Let f(x)$= \frac{- 2 x + 7}{4 x - 3}$

The denominator of f(x) cannot be zero as this would make f(x) undefined. Equating the denominator to zero and solving gives the value that x cannot be and if the numerator is non-zero for this value then it is a vertical asymptote.

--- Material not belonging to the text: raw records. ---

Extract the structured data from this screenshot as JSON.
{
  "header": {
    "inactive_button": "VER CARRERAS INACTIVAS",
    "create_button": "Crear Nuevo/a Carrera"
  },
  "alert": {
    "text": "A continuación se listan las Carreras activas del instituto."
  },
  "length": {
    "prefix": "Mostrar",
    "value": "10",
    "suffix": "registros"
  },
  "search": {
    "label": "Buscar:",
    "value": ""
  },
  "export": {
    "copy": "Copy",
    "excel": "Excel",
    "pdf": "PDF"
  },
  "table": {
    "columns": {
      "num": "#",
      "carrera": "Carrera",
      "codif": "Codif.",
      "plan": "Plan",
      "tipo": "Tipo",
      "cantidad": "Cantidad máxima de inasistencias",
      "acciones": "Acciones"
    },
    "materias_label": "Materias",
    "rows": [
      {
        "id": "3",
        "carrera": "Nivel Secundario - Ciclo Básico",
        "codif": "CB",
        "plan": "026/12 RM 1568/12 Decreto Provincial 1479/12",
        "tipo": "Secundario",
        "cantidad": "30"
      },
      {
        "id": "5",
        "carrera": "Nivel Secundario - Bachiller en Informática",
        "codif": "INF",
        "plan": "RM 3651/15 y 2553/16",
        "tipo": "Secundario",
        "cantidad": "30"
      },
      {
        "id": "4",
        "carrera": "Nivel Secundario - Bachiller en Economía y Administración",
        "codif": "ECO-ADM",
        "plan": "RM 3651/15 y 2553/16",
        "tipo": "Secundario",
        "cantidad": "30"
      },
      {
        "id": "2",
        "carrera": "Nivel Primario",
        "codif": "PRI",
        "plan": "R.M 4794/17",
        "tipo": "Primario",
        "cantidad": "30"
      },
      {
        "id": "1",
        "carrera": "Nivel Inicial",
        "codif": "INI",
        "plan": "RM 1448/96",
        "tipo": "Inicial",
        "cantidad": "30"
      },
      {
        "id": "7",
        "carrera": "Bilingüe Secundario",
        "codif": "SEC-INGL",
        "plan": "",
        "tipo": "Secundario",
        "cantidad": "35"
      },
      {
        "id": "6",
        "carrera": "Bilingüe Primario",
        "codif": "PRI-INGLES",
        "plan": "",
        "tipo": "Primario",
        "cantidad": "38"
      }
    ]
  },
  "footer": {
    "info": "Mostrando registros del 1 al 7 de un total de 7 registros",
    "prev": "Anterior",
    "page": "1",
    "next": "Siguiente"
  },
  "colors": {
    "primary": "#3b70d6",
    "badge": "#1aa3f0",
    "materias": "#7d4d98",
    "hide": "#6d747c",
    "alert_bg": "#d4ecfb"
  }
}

solve: $4 x - 3 = 0 \Rightarrow x = \frac{3}{4} \text{ is the asymptote}$

Horizontal asymptotes occur as

${\lim}_{x \to \pm \infty} , f \left(x\right) \to c \text{ (a constant)}$

divide terms on numerator/denominator by x

$f \left(x\right) = \frac{- \frac{2 x}{x} + \frac{7}{x}}{\frac{4 x}{x} - \frac{3}{x}} = \frac{- 2 + \frac{7}{x}}{4 - \frac{3}{x}}$

as $x \to \pm \infty , f \left(x\right) \to \frac{- 2 + 0}{4 - 0}$

$\Rightarrow y = - \frac{1}{2} \text{ is the asymptote}$

Slant asymptotes occur when the degree of the numerator > degree of the denominator. This is not the case here ( both of degree 1) Hence there are no slant asymptotes.
graph{(-2x+7)/(4x-3) [-10, 10, -5, 5]}